Last week in the Jewish Chronicle (subscription only), David Aaronovitch denied being either a zionist or an Islamophobe. Amazing huh? How could could he deny either of those things with all that we know of his writing rubbishing anti-zionists and Muslims and broadly supporting, not simply Israsel's "right" to exist but also its right to deny the Palestinians the right to return? I'll post his article here in due course and then we'll see that he can deny being a zionist by running with two narrow dictionary definitions of the word "zionism" which he claims not to subscribe to. In the meantime here's a response to Aaronovitch's denial in this week's JC.
David Aaronovitch (JC, November 11) denies being Islamophobic and asserts that our organisation consists of “idiots” who have never read his work. Actually, we’ve been avid readers for years. For instance, back in 2003 Mr Aaronovitch cited the example of Muslim women in hijab as people who engender “my greatest feelings of discomfort” (Guardian, June 17, 2003).

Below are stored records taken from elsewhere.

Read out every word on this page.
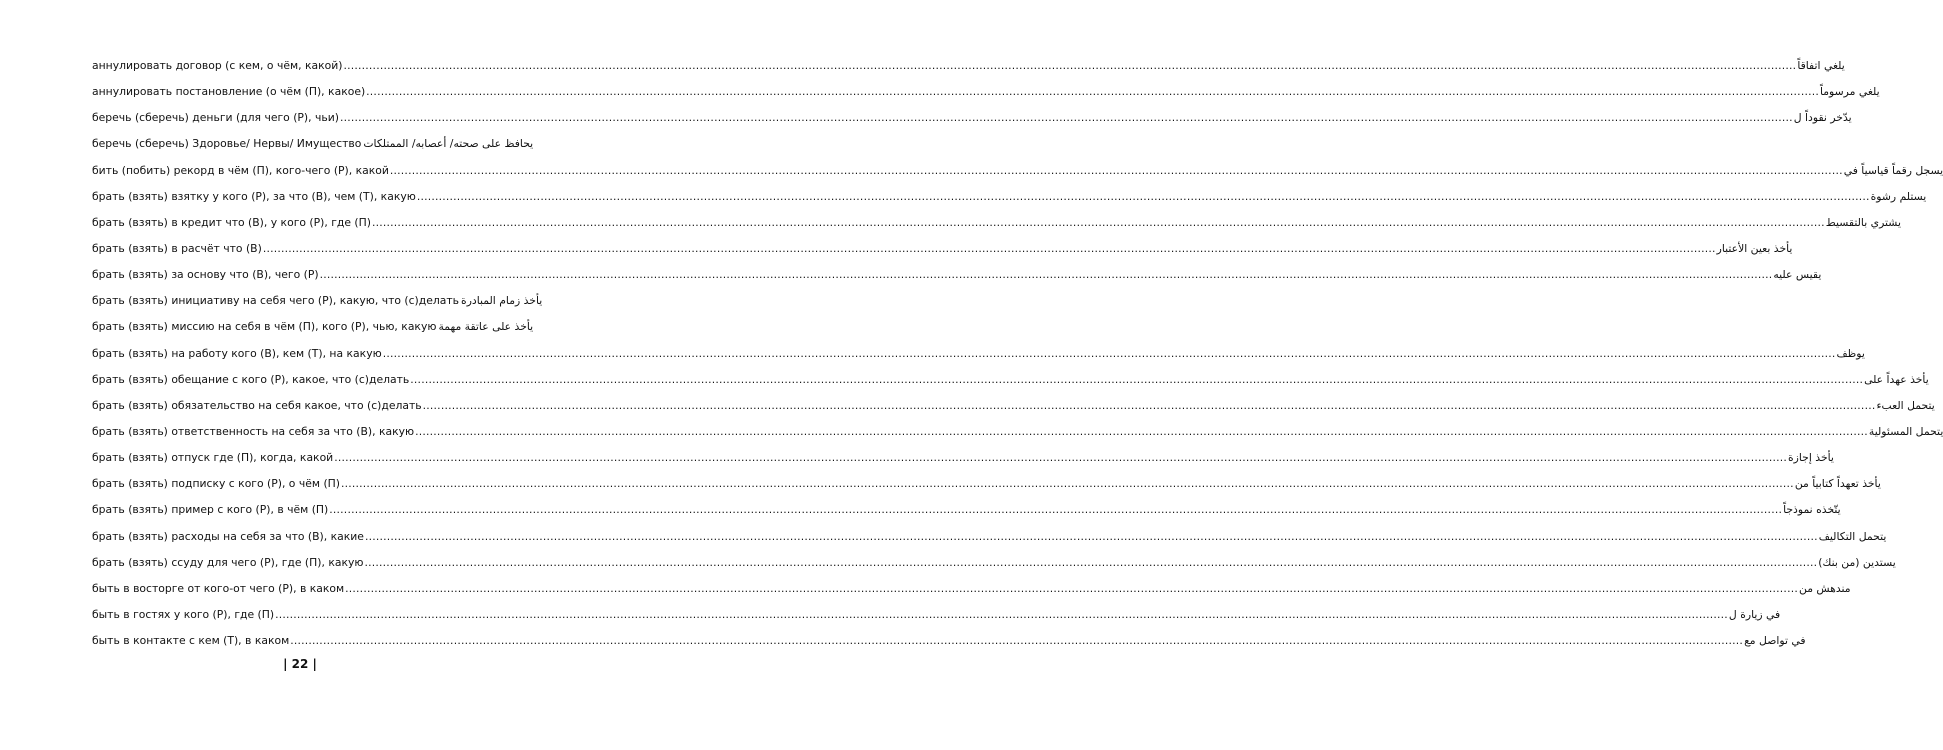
аннулировать договор (с кем, о чём, какой) ................................................................................................................................................................................................................................................................................................................................................................................................................ يلغي اتفاقاً
аннулировать постановление (о чём (П), какое) ................................................................................................................................................................................................................................................................................................................................................................................................................ يلغي مرسوماً
беречь (сберечь) деньги (для чего (Р), чьи) ................................................................................................................................................................................................................................................................................................................................................................................................................ يدّخر نقوداً ل
беречь (сберечь) Здоровье/ Нервы/ Имущество يحافظ على صحته/ أعصابه/ الممتلكات
бить (побить) рекорд в чём (П), кого-чего (Р), какой ................................................................................................................................................................................................................................................................................................................................................................................................................ يسجل رقماً قياسياً في
брать (взять) взятку у кого (Р), за что (В), чем (Т), какую ................................................................................................................................................................................................................................................................................................................................................................................................................ يستلم رشوة
брать (взять) в кредит что (В), у кого (Р), где (П) ................................................................................................................................................................................................................................................................................................................................................................................................................ يشتري بالتقسيط
брать (взять) в расчёт что (В) ................................................................................................................................................................................................................................................................................................................................................................................................................ يأخذ بعين الأعتبار
брать (взять) за основу что (В), чего (Р) ................................................................................................................................................................................................................................................................................................................................................................................................................ يقيس عليه
брать (взять) инициативу на себя чего (Р), какую, что (с)делать يأخذ زمام المبادرة
брать (взять) миссию на себя в чём (П), кого (Р), чью, какую يأخذ على عاتقة مهمة
брать (взять) на работу кого (В), кем (Т), на какую ................................................................................................................................................................................................................................................................................................................................................................................................................ يوظف
брать (взять) обещание с кого (Р), какое, что (с)делать ................................................................................................................................................................................................................................................................................................................................................................................................................ يأخذ عهداً على
брать (взять) обязательство на себя какое, что (с)делать ................................................................................................................................................................................................................................................................................................................................................................................................................ يتحمل العبء
брать (взять) ответственность на себя за что (В), какую ................................................................................................................................................................................................................................................................................................................................................................................................................ يتحمل المسئولية
брать (взять) отпуск где (П), когда, какой ................................................................................................................................................................................................................................................................................................................................................................................................................ يأخذ إجازة
брать (взять) подписку с кого (Р), о чём (П) ................................................................................................................................................................................................................................................................................................................................................................................................................ يأخذ تعهداً كتابياً من
брать (взять) пример с кого (Р), в чём (П) ................................................................................................................................................................................................................................................................................................................................................................................................................ يتّخذه نموذجاً
брать (взять) расходы на себя за что (В), какие ................................................................................................................................................................................................................................................................................................................................................................................................................ يتحمل التكاليف
брать (взять) ссуду для чего (Р), где (П), какую ................................................................................................................................................................................................................................................................................................................................................................................................................ يستدين (من بنك)
быть в восторге от кого-от чего (Р), в каком ................................................................................................................................................................................................................................................................................................................................................................................................................ مندهش من
быть в гостях у кого (Р), где (П) ................................................................................................................................................................................................................................................................................................................................................................................................................ في زيارة ل
быть в контакте с кем (Т), в каком ................................................................................................................................................................................................................................................................................................................................................................................................................ في تواصل مع
| 22 |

There were more than undertones of Islamophobia in his opposition to the socialist-Muslim anti-war alliance. He calls anti-war campaigner and Muslim convert Yvonne Ridley “the woman who liked the burka so much she bought the religion,” sarcastically stereotyping the whole religion with practices enforced by the Taliban (Guardian, June 5, 2004).

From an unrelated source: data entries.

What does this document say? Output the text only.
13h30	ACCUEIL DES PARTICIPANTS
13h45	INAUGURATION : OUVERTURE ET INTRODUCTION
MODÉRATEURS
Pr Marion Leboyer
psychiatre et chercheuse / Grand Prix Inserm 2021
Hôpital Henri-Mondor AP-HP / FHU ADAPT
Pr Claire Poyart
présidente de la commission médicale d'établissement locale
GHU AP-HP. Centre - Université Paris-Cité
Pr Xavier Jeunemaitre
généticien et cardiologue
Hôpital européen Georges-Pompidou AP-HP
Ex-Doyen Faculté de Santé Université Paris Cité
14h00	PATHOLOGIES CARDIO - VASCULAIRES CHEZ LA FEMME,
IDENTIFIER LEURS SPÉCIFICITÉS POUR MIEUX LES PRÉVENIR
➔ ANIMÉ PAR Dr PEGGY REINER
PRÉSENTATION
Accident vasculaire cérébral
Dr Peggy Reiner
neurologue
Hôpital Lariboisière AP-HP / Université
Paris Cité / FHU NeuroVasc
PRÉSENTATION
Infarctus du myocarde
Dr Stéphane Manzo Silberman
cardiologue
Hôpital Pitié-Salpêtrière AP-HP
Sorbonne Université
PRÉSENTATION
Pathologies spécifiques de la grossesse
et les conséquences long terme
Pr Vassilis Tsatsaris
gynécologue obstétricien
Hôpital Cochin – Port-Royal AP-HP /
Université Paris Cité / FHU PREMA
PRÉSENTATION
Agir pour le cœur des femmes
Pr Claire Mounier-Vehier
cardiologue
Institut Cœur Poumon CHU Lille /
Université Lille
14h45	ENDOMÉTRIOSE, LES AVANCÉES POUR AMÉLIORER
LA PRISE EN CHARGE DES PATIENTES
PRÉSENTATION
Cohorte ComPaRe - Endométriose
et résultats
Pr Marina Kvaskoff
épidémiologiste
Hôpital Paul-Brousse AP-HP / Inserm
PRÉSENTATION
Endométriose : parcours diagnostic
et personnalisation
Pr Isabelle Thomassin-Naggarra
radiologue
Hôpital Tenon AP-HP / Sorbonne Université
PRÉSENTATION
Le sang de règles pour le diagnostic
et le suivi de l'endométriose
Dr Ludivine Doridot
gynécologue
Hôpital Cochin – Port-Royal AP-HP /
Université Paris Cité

Mr Aaronovitch’s anti-Islamic prejudice can be demonstrated by contrasting his response to the Iranian earthquake with his reaction to the New Orleans hurricane. He asserts that the American authorities are probably doing lots that the media can’t see and the disaster “only tells us how vulnerable we are” (Times, September 3, 2005) — whereas the Bam earthquake tells us how incompetent and corrupt the Iranians are (Guardian, December 30, 2003).

We agree with Mr Aaronovitch that “what I have said and written speaks for itself.” Need we go on?

Catherine Hossain,
Muslim Public Affairs Committee UK
More later, or more likely, tomorrow.